Take a look at these diagrams.

Four diagrams which are described in the text below

Diagram 1 shows the graph of \(y=\dfrac1x\). \(I(a)\) is the shaded region under the graph between \(x=1\) and \(x=a\), where \(a>1\), so \(I(a)=\displaystyle{\int_1^a \dfrac{1}{x}\,dx}\).

Step 1: The shaded region in Diagram 4 has the same area as the shaded region in Diagram 1 (\(I(a)\)) after undergoing two stretches (either via Diagram 2 or via Diagram 3). Fill in the following information on each diagram where it is missing:

  • the scale factor that was used in the stretch;

  • the \(x\)-coordinate at each end of the shaded region;

  • the area of the shaded region in terms of \(I(a)\), and

  • the equation of the graph.

Using the ideas from the Warm-up problem, we can complete the diagrams as follows:

The image as above with the scale factors and so on filled in

Step 2: Investigating the function \(I(x)\).

  • Looking now at Diagram 4, can you identify the area \(I(b)\) on the diagram?

  • Are there any other \(I(x)\) values which you can easily identify on the diagram?

  • How are \(I(a)\) and \(I(b)\) related?

Recall that \(I(b)\) is the area under the graph between \(x=1\) and \(x=b\), which we can see fits on the diagram very easily, giving the following:

Areas I of a and I of b pointed out on the plots.

The other \(I(x)\) value which is now easy to identify on the diagram is the whole shaded area from \(x=1\) to \(x=ab\), which is \(I(ab)\).

Putting these together, we see that \[I(ab) = I(a)+I(b).\]

In terms of integrals, this says that \[\int_1^{ab} \frac{1}{x}\,dx=\int_1^a \frac{1}{x}\,dx+\int_1^b \frac{1}{x}\,dx,\] which is far from obvious from the above sketch.

What do these answers suggest about the function \(I(x)\)?
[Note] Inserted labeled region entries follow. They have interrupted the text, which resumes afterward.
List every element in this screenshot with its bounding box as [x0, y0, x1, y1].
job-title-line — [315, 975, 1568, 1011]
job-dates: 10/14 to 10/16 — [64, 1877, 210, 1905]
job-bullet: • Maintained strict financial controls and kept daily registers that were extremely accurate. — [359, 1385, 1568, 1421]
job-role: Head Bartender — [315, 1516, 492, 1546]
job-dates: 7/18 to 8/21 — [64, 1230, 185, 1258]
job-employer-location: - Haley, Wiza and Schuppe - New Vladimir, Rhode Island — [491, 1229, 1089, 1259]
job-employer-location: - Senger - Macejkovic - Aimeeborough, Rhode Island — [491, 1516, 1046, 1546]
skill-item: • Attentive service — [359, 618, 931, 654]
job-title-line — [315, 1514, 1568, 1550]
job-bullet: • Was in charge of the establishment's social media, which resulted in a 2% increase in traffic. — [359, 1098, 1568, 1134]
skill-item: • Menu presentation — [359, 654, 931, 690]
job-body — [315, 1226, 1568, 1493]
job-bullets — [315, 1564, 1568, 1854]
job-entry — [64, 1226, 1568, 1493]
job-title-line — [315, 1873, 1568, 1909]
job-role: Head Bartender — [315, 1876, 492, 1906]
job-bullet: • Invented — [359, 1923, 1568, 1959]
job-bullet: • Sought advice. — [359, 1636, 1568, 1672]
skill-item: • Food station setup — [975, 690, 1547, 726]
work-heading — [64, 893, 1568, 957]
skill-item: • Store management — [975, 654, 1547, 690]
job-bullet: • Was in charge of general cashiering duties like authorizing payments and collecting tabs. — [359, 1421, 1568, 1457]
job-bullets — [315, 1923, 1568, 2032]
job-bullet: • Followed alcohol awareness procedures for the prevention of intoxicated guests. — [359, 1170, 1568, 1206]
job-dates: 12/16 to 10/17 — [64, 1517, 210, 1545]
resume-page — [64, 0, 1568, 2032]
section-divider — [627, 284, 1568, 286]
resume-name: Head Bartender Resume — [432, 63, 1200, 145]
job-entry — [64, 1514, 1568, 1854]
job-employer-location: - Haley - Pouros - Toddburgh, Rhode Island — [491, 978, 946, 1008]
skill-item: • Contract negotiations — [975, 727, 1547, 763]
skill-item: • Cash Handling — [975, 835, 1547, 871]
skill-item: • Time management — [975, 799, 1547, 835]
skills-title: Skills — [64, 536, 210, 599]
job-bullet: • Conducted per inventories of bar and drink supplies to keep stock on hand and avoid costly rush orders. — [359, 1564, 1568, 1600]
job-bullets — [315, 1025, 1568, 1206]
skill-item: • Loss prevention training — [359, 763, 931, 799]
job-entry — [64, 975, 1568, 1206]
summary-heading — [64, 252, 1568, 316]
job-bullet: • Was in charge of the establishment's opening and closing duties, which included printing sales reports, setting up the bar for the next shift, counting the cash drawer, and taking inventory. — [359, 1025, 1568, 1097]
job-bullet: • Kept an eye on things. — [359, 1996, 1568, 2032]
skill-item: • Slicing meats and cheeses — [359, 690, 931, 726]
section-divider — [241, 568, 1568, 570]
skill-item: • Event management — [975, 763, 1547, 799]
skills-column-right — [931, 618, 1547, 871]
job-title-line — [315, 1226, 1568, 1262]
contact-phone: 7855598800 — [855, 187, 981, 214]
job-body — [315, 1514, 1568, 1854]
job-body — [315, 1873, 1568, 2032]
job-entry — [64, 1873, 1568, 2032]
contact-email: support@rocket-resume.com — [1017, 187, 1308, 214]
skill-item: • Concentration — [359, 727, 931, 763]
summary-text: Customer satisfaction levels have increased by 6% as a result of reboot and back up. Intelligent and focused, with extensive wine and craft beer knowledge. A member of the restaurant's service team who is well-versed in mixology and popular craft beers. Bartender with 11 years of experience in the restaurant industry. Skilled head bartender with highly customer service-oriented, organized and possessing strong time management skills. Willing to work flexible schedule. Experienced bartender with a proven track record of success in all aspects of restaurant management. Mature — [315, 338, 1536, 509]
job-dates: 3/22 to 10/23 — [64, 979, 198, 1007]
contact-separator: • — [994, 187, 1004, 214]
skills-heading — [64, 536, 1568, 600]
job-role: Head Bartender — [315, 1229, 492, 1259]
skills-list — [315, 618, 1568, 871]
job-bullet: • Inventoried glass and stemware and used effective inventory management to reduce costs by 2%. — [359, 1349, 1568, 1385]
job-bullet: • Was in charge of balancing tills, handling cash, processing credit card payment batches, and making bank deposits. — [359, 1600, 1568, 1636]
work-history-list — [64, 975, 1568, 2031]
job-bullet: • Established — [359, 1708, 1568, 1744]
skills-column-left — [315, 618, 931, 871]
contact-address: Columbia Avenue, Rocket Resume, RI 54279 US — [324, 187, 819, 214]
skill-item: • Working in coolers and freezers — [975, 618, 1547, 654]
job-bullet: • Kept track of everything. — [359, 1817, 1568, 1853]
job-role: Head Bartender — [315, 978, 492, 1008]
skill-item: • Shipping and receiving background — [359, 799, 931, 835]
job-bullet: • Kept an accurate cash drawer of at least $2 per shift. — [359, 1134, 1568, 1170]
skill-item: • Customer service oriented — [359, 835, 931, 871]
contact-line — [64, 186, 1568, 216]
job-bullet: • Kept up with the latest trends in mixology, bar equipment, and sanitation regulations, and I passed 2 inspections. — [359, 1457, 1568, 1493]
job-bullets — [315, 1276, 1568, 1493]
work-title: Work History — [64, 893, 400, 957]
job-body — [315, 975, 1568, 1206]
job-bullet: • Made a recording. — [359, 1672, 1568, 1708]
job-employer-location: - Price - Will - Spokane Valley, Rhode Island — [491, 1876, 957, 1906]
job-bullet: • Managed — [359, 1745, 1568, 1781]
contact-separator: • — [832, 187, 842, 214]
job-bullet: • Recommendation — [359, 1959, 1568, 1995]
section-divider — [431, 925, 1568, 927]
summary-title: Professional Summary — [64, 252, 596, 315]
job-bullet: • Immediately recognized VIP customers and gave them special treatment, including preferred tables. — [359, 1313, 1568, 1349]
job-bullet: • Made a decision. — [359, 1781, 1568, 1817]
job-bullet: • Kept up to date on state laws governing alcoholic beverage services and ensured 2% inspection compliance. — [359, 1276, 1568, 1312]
Have you seen anything with these properties before?

This suggests that \(I(x)\) may be a logarithm, because logarithms also have the property that \[\log ab=\log a + \log b.\]

Some further questions

  • Using this applet or some graphing software, investigate values of \(I(x)\). Which value of \(a\) gives \(I(a)=1\)? What does this tell you?

Experiment shows that \(I(a)=1\) when \(a\approx 2.72\). Therefore if \(I(x)\) really is a logarithm, the base of the logarithm is approximately \(2.72\).

We can actually use this result to define logarithms: we define the natural logarithm of \(x\), usually written \(\ln x\), to be \(I(x)\), so \[\ln x=\int_1^x \frac{1}{t}\,dt.\]

The base of these logarithms is called “\(e\)”, so we have discovered that \(e\approx 2.72\). Therefore, the natural logarithm can also be written as \(\log_e x\).

If you have already met the natural logarithm function, how can you check that the definition given here and your existing definition agree?

  • What happens if \(a\) and/or \(b\) is less than \(1\)?

The relationship we have discovered, \(I(ab)=I(a)+I(b)\) does still work, but we have to require that if \(a<1\), then \(I(a)\) is considered to be negative. This fits with the integral definition of \(I(a)\), that is \(I(a)=\displaystyle{\int_1^a \frac{1}{x}\,dx}\). Then if \(a<1\), the limits of the integral are in the “wrong order”, so we take the value of the integral to be \(\displaystyle{-\int_a^1 \frac{1}{x}\,dx}\) (with the limits in the “right order”), and this is negative. This is because we always require \[\int_b^a f(x)\,dx=-\int_a^b f(x)\,dx.\]

Why might we require integrals to behave in this way?